Ему известно, что мирмидоняне, эти легендарные воины Ахиллеса, бегали в доспехах. Они надевали свои шлемы с перьями и, взяв копья и щиты, взбегали на вершину горы, неслись вдоль линии прибоя. В полдень они останавливались, но только лишь для того, чтобы побиться друг с другом, нанося друг другу тяжелые увечья, дабы приучиться к боли, а потом бежали дальше, пока наконец вечером, уставшие от мужественных усилий, не усаживались у огня пить вино и иметь женщин, которые приходили в экстаз от их мощи и удали, ибо кто же устоит перед мужчиной, который бегал двенадцать часов подряд.
Именно так понимает Телемах обычаи мирмидонян, и почти во всем он глубоко неправ. Он теперь может целых двадцать пять минут бежать в полных доспехах, прежде чем рухнет, вымотанный почти до потери сознания, с колотящейся головой и свинцовыми ногами, подобный в своей мужественности одуванчику. Если бы он знал своего отца – если бы тот был рядом, чтобы научить его военному искусству, как и положено отцу, – то вот что сказал бы Одиссей, усевшись рядом с сыном:
– Во имя Афины, мальчик мой, что ты делаешь? Не надо учиться бежать в бой – только из боя! Я рассказывал тебе о гениальной стратегии под названием «трехминутный забег»?
Такое никто, кроме отца, Телемаху не объяснит. Это немыслимо. Из уст кого угодно другого это будет звучать как позорная трусость. Из уст Одиссея то была бы родительская мудрость. У Телемаха странные представления о родительской мудрости. (Мой-то родитель проглотил меня, как только я появилась на свет: те еще у нас с Телемахом отцы.)
И все же…
Хватая ртом воздух, он добирается до вершины холма за хутором Эвмея, но там уже кто-то другой – тот, кто с утра пораньше предпочитает бодрую прогулку. Кенамон сидит, подняв подбородок, лицом к югу, словно надеется, что восходящее солнце донесет до него на золотых своих лучах запах дома. Есть ли у него своя Пенелопа, что ждет его где-нибудь в устье Нила? Выбелит ли он этот камень солью своих слез, отправится ли наперекор богам домой по мстительному морю? Может быть – но поэтам нет до этого дела.
Телемах сбавляет шаг: с одной стороны, он рассержен, что этот чужеземец вторгся в его тайное место, его вотчину, его утро и его упражнения, но с другой – ему любопытно. Как и мать, он совсем позабыл, каково это – когда на острове есть взрослый мужчина, причем не страдающий от похмелья и не торгующийся за рыбу; лицо Кенамона так покойно, что Телемах решает, что жених, наверное, молится; а прерывать чье-то общение с богами не стоит, даже с чужими богами, которые не слушают голосов, возносящихся к небу так далеко от родного дома.
(Точно ли не слушают?
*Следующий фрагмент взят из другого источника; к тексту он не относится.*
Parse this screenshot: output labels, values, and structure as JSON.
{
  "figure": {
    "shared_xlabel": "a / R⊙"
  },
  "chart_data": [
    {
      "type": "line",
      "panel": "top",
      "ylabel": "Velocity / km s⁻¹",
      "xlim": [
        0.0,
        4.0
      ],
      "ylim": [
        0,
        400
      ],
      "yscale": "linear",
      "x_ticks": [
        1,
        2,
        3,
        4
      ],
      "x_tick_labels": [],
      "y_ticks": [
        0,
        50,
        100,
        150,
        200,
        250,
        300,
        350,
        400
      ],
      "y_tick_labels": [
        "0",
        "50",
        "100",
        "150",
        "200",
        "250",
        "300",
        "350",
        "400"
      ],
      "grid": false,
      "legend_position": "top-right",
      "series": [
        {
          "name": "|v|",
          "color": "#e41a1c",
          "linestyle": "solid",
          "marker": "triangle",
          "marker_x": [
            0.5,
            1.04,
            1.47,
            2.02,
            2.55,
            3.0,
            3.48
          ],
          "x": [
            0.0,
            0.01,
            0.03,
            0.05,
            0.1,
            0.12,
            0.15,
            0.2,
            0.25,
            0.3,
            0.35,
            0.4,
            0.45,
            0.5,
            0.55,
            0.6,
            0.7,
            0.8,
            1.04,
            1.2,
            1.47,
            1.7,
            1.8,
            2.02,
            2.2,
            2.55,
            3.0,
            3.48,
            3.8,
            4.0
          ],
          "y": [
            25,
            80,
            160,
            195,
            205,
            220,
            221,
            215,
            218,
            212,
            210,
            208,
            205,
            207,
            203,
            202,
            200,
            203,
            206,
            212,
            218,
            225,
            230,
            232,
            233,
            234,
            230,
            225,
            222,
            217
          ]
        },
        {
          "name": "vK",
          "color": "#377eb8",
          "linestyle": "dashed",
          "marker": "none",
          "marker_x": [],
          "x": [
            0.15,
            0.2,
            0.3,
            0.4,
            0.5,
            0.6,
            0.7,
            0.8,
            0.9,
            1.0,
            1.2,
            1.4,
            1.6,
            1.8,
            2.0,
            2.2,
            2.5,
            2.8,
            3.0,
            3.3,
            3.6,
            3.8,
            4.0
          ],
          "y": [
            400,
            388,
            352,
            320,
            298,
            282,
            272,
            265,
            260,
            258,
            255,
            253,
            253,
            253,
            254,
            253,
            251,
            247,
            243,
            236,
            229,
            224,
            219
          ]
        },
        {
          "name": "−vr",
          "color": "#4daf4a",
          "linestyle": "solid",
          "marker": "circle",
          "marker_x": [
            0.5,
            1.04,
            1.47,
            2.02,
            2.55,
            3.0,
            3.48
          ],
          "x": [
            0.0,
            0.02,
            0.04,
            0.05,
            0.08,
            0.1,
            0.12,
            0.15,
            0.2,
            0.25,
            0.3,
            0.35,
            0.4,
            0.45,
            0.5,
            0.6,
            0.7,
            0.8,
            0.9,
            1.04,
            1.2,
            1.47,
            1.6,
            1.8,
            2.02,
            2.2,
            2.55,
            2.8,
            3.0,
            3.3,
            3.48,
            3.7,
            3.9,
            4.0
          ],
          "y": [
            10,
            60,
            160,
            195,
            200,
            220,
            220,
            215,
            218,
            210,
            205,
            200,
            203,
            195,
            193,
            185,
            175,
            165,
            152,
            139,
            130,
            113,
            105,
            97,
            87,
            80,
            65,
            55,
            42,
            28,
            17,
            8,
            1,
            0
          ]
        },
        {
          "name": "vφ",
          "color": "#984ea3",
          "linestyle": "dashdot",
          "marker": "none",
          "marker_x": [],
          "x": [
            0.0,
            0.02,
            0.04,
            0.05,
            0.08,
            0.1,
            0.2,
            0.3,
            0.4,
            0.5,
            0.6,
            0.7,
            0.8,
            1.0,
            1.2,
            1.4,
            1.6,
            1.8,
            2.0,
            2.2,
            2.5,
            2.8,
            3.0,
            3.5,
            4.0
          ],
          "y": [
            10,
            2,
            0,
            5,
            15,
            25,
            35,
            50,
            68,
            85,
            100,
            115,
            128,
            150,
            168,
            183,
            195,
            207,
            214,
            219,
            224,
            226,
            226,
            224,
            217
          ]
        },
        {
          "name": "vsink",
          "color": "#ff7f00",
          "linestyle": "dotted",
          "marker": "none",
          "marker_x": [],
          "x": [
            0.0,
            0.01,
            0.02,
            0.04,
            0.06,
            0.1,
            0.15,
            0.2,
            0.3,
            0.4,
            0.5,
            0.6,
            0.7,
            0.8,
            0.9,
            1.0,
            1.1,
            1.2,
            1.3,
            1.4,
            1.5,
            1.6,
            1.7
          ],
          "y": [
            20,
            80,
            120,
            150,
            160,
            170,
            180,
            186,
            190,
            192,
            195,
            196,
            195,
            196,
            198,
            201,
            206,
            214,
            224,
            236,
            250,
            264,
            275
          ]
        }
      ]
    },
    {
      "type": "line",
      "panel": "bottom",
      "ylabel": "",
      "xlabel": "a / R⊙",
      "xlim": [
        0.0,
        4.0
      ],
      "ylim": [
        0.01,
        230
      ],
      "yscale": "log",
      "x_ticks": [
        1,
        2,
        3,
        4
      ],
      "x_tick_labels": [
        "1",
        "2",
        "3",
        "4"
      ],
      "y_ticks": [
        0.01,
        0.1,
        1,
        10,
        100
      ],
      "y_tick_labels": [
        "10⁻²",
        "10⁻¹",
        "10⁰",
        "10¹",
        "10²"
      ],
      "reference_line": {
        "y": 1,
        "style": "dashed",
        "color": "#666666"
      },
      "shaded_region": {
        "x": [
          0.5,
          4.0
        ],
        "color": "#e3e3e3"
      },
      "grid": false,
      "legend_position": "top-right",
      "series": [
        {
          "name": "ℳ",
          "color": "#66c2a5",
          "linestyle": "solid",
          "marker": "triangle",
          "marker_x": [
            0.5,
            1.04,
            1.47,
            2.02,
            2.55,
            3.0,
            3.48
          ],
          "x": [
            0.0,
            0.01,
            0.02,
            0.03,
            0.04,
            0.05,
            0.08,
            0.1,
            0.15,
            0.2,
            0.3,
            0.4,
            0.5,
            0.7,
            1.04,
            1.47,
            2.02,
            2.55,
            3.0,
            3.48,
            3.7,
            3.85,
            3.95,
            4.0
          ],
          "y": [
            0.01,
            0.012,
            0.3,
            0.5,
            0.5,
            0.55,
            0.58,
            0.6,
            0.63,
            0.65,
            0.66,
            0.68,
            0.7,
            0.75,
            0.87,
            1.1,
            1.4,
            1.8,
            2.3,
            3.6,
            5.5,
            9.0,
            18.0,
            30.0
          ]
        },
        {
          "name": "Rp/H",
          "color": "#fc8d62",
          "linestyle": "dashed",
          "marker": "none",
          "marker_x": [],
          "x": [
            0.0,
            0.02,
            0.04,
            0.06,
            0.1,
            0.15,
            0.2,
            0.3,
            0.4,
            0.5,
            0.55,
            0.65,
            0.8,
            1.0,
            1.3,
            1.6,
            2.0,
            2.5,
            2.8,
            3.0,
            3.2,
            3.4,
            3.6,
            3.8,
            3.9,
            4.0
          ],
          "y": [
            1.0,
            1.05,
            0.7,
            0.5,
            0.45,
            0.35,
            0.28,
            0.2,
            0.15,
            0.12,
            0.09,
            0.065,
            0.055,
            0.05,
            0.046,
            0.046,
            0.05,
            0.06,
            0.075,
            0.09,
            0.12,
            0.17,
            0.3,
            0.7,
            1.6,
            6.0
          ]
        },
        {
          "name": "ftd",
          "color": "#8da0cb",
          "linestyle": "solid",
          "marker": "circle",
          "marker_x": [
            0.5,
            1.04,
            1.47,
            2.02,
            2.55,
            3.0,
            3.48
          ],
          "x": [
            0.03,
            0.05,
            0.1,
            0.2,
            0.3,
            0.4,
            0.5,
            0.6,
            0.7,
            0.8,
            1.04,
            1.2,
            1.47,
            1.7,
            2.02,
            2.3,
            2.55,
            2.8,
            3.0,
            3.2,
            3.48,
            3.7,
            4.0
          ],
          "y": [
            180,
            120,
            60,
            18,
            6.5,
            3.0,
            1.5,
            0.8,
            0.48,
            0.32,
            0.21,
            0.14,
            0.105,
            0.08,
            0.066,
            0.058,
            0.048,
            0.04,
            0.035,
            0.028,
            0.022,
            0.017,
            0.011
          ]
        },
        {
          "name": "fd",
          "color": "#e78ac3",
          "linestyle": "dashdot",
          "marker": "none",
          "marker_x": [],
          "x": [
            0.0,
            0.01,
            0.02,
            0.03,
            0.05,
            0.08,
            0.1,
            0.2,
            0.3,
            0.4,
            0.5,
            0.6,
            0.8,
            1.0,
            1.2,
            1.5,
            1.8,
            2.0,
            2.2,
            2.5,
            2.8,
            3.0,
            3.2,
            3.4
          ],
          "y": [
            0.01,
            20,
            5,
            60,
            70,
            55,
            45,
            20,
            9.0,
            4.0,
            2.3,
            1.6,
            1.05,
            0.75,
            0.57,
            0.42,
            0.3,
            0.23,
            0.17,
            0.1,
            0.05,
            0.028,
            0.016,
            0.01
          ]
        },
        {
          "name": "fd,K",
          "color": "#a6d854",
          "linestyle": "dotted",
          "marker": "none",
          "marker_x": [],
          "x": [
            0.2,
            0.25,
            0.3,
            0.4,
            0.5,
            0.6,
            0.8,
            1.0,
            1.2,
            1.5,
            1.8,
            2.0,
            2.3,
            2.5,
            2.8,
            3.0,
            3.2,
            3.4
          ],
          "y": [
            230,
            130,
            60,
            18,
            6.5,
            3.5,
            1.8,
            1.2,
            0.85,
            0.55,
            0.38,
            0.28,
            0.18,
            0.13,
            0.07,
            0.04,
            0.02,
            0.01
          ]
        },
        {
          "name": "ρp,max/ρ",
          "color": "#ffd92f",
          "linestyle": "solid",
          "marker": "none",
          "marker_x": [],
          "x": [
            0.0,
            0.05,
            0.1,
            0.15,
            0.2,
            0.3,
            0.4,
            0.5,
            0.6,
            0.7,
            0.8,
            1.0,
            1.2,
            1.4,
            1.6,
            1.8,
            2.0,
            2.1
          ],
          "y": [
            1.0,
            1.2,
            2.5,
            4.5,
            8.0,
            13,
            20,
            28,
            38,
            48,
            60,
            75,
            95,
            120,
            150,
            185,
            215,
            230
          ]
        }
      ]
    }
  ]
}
Свист крыльев, черный силуэт на фоне солнца – это сокол! Гор, если это ты и не принес мне даров, вот я тебя, мелкий наглец, а ну-ка, вернись!)
(Может, просто сокол…)
Потом Кенамон открывает глаза, видит Телемаха, встает, кланяется.
– Царевич Итаки, доброго утра тебе.
Телемах отмахивается: мол, ничего-ничего. Ему нравится делать этот жест. Он очень царственный. Его мать иногда тоже делает его, но у нее он выходит более мягкий, как будто она с женским вздохом говорит: «Ах, вы делаете мне честь, но на самом деле я недостойна вашего уважения». Телемах терпеть не может, когда она так делает, и поклялся, что сам он, когда будет отмахиваться от людей, будет делать это как следует, по-царски.
– Вижу, у тебя появилось любимое место, – говорит он, опускаясь на траву рядом с египтянином.
– Именно так. Спасибо тебе, что показал мне его. Какое… раздолье, но одновременно и заточение, – говорит Кенамон, – когда тебя окружает так много воды.
И Телемах мысленно пинает сам себя, потому что это он должен был сказать, именно такое остроумное и глубокое замечание должен был сделать сын Одиссея. Вместо этого он в тупом молчании погружается в собственный внутренний монолог и толком не слышит, что говорит египтянин, пока тот наконец не спрашивает:
– Как твои упражнения?
– Что?
Телемах весь потный, при всех доспехах, на холме; сложно не вспомнить, зачем он бегает по утрам; но он, кажется, действительно забыл.
– А, ополчение! Оно… я думаю, у нас все получится. Мы все усердно учимся. Сам я прихожу сюда утром, до того как нас собирает Пейсенор, потому что… ну… – слова Телемаха замирают, и Кенамон заканчивает за него:
– Ты сын царя. Твой долг – быть самым сильным, самым храбрым, защищать своих людей, да?